Quand il faut empaqueter tout son passé
Mes parents ont emménagé à l’adresse que je leur ai toujours connue peu de temps après ma naissance. De ce fait, j’ai toujours eu une chambre au domicile de mes parents qui a servi après mon départ de bureau ou de chambre de dépannage. J’y ai toujours laissé ce que je ne voulais pas emporter avec moi quand je devais quitter Grenoble pour le sud, le nord ou l’étranger. Année après année j’ai épinglé au mur des photos, des cartes, des post-its et laissé sur chaque étagère des souvenirs, des trophées, et les témoins d’expériences avortées. Chaque objet a son histoire et me ramène quelques années en arrière, me remémore mes copains de classe d’alors, m’invite à me souvenir quel était la mode vestimentaire que je suivais, comment j’étais coiffé, etc. Plus qu’une chambre, plus qu’un bureau, c’est un concentré de moi, un résumé de Romain qui tient dans 30m3.

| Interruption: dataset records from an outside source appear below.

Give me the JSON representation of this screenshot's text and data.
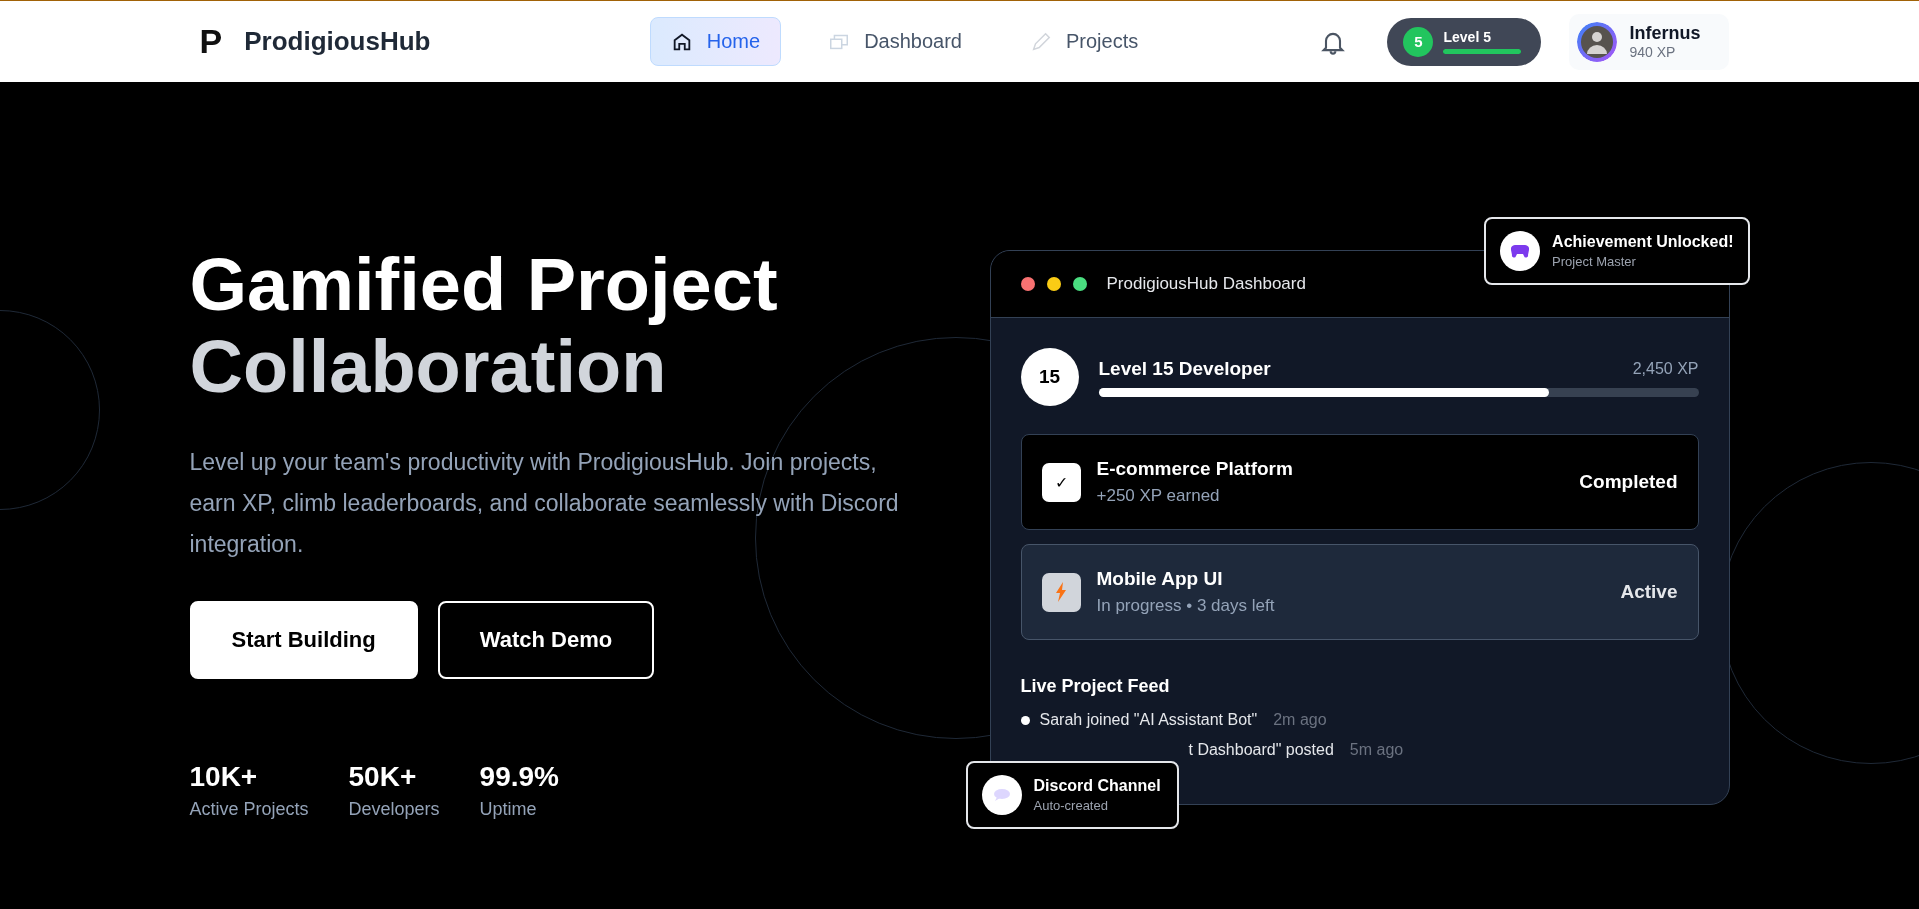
{
  "nav": {
    "logo_mark": "P",
    "brand": "ProdigiousHub",
    "tabs": [
      {
        "label": "Home",
        "kind": "home",
        "selected": true
      },
      {
        "label": "Dashboard",
        "kind": "dashboard",
        "selected": false
      },
      {
        "label": "Projects",
        "kind": "projects",
        "selected": false
      }
    ],
    "level_badge": {
      "number": "5",
      "label": "Level 5",
      "level": 1
    },
    "user": {
      "name": "Infernus",
      "xp": "940 XP"
    }
  },
  "hero": {
    "title_lines": [
      "Gamified Project",
      "Collaboration"
    ],
    "description": "Level up your team's productivity with ProdigiousHub. Join projects, earn XP, climb leaderboards, and collaborate seamlessly with Discord integration.",
    "buttons": [
      {
        "label": "Start Building",
        "kind": "primary"
      },
      {
        "label": "Watch Demo",
        "kind": "outline"
      }
    ],
    "stats": [
      {
        "value": "10K+",
        "label": "Active Projects"
      },
      {
        "value": "50K+",
        "label": "Developers"
      },
      {
        "value": "99.9%",
        "label": "Uptime"
      }
    ]
  },
  "dashboard": {
    "title": "ProdigiousHub Dashboard",
    "level": {
      "badge": "15",
      "title": "Level 15 Developer",
      "xp": "2,450 XP",
      "level": 0.75
    },
    "projects": [
      {
        "name": "E-commerce Platform",
        "detail": "+250 XP earned",
        "status": "Completed",
        "kind": "completed",
        "icon": "✓"
      },
      {
        "name": "Mobile App UI",
        "detail": "In progress • 3 days left",
        "status": "Active",
        "kind": "active"
      }
    ],
    "feed_title": "Live Project Feed",
    "feed": [
      {
        "text": "Sarah joined \"AI Assistant Bot\"",
        "time": "2m ago",
        "covered": false
      },
      {
        "text": "t Dashboard\" posted",
        "time": "5m ago",
        "covered": true
      }
    ]
  },
  "toasts": [
    {
      "title": "Achievement Unlocked!",
      "subtitle": "Project Master",
      "kind": "achievement"
    },
    {
      "title": "Discord Channel",
      "subtitle": "Auto-created",
      "kind": "discord"
    }
  ]
}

Le plus terrible, c’est de faire des choix dans ce que l’on va garder et ce que l’on va jeter. Tout peut resservir un jour, tout mon bordel accumulé n’a pas fini à la poubelle depuis toutes ces années pour de bonnes raisons. Il y a des raisons meilleures que d’autres pour s’aider à faire un choix, comme la valeur sentimentale, vénale, l’utilité, le faible encombrement, ainsi qu’une foultitude de priorités distinctes que chacun ordonne selon son instinct, selon sa sensibilité. Pour un ex-muséologue, je trouve cet exercice difficile. Je suis capable d’ordonner, de classer, de trouver un dénominateur commun, une certaine logique rationnelle qui lie ces artéfacts entre eux, mais par excès de conservatisme certainement, peu finissent à la poubelle.
Quand je fais cet exercice dans ma propre chambre, pour mon propre compte, je trouve cela souvent cornélien. Quand je dois faire le même exercice dans les affaires des autres, mes parents en l’occurrence, curieusement, je trouve cela plus facile. Je ne connais pas tous ces gens sur les photos, toutes ces notes écrites ne m’évoquent rien, ces livres sur les étagères ne me rappellent rien que l’histoire qu’ils suggèrent, tous ces bibelots accumulés ne sont pas imprimés dans mes souvenirs. Je ne retrouve le souvenir de mes deux parents que dans des objets du quotidien, des choses en apparence banales : une théière, un sucrier, un plateau, une lampe… Je retrouve même d’horribles cadeaux que j’avais solennellement confiés à mes parents à l’occasion d’un anniversaire ou plus probablement à Noël, fruit de mon esprit créatif d’alors. Ils les avaient sans doute gardés, car ils trouvaient mon geste touchant, mes efforts méritoires. Aujourd’hui, je regarde ces objets et je n’y vois que des babioles sans intérêt. Avec mes yeux d’adulte, mon esprit détaché de tout sentimentalisme, j’ai même un peu peur de ma réaction si j’ai des enfants un jour et qu’ils sont d’aussi mauvais artistes que moi. Devrais-je tout garder jusqu’à ma mort ? C’est ce qu’ont fait mes parents en tout cas.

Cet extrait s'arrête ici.